The company reported quarterly revenue of €9.33 billion and net profit of €2.92 billion, both above its own management estimates. On the same day, it raised its full-year outlook for the second time in a single year, this time from a range of €36 to €40 billion to €43 to €45 billion. The market reaction was mixed: despite initial enthusiasm, the stock ultimately closed slightly down by around half a percent, dragged by a slump at a South Korean memory maker that hit technology stocks across the sector, including chip-equipment suppliers.

Key points

  • An absolute monopoly. The company is the world’s sole producer of EUV machines and holds over 90% of the lithography market overall, giving it the negotiating power to raise prices further without risking customer defections.

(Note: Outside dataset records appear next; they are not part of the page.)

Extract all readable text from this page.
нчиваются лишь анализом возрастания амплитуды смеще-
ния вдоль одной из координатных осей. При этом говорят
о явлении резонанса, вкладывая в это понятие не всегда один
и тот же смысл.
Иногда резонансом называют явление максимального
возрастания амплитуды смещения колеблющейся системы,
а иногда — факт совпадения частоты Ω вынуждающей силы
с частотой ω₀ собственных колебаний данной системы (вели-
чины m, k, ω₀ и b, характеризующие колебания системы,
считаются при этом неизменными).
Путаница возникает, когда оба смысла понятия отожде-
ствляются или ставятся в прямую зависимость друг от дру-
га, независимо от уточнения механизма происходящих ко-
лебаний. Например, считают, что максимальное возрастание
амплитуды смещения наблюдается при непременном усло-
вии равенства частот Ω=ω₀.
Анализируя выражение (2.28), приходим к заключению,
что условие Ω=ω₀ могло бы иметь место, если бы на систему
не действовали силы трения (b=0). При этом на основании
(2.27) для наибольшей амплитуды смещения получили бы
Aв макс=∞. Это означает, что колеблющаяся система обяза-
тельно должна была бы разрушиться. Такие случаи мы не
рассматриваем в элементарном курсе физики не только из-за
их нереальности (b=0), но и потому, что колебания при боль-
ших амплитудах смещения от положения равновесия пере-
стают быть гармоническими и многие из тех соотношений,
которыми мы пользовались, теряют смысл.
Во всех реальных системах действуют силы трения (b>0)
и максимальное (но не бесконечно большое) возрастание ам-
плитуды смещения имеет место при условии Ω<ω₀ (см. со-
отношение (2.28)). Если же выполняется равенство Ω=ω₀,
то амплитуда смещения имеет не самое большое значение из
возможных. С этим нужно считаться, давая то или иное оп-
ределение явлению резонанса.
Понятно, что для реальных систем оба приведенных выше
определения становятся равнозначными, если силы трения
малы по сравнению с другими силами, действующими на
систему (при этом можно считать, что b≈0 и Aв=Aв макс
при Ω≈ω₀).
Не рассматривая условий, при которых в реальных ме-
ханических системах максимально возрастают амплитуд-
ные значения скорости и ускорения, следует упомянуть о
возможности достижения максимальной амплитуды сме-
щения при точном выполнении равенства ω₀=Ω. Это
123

  • 2027 is nearly sold out, 2028 is filling up. Management described demand as “extremely strong” and stopped publishing quarterly bookings, depriving investors of what was their most reliable forward-demand indicator.

  • Stellar results, thinner cash cushion. Net cash roughly halved in just six months (from €8.9 billion to €3.9 billion), as the company funds its capacity expansion and the €12 billion share buyback more from reserves than from current cash flow.

  • Valuation punishes mistakes. The stock trades at a forward P/E of around 49–50x, noticeably above sector peers and some analysts’ estimates, so even a small misstep can trigger a disproportionately sharp share-price reaction.

  • Political risk from Washington. The proposed MATCH Act could end sales and servicing of DUV machines to China (roughly one-fifth of revenue), and the company also faces an investigation over suspected circumvention of export rules.

More interesting than the share-price move itself is what the company simultaneously announced. It stopped publishing the quarterly value of new orders, which took away investors’ most reliable forward-demand indicator. Instead, they must now rely on the CEO’s words: according to him, the expanded EUV capacity for 2027 is already nearly fully covered by orders, even though half a year still remains in the current year. For 2028, the company says it has a significant volume of orders, though not full coverage, and that is exactly why it is considering expanding capacity for that year as well.

Therefore, according to management, the expanded capacity for the most advanced machines for the next year is effectively sold out, and the company has significant orders for the following year too, giving it negotiating leverage that few in the industry possess: it can raise prices without risking customer defections, because switching elsewhere is simply impossible.